Dan Hon wrote about getting news orgs to create Mastodon sites. I replied to say that they didn’t need Mastodon. News sites can implement ActivityPub in their existing CMS and publish straight to the Fediverse! (The Fediverse is a nickname for all the different apps and sites that talk to each other through ActivityPub) My blog publishes straight to the Fediverse! Anything can publish straight to the Fediverse! My WordPress blog publishes an RSS feed and it publishes to the Fediverse. If you are following @georgehotelling@g13g.blog on Mastodon or Pixelfed or PeerTube or any ActivityPub site this post popped up in your feed.

20 years ago we expected sites to have RSS feeds, today we can push for sites to support ActivityPub. Virtually every email newsletter has an RSS feed, there’s no reason for them not to also have ActivityPub too.


I like Mastodon. I’m particularly fond of my instance, but you should find an instance that resonates with you. If you are part of a community, consider starting your own Mastodon instance. The experience on Mastadon is much richer when you can find a cluster of people.


    Mentions

  • 💬 brid.gy
  • 💬 Tim Chambers – is also on Mastodon

4 responses to “Mastodon is the new Google Reader”

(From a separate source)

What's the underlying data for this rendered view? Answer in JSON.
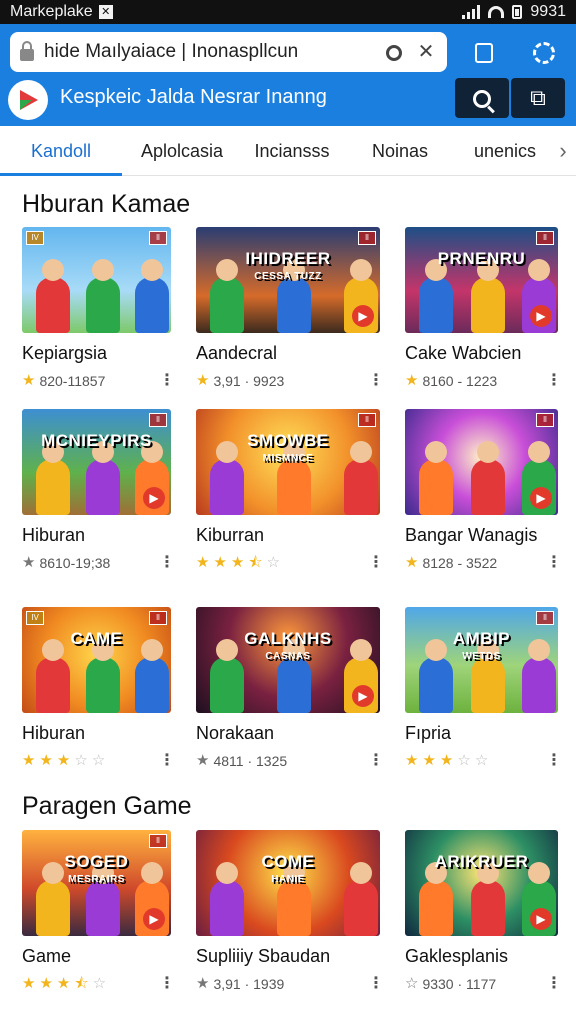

    • I’ve struggled to understand IndieWeb, and I know I’m not alone (he did post a follow-up too).

      I’ve enjoyed dipping my toes into Mastodon and then using that as a jumping-off-point to explore the larger Fediverse. I also appreciate that ActivityPub couples reading and writing. I’ve always considered it a shame that blogging tools don’t ship with RSS readers built in (like one of the first ones, Radio UserLand, did).

      What are you excited about in the IndieWeb world right now?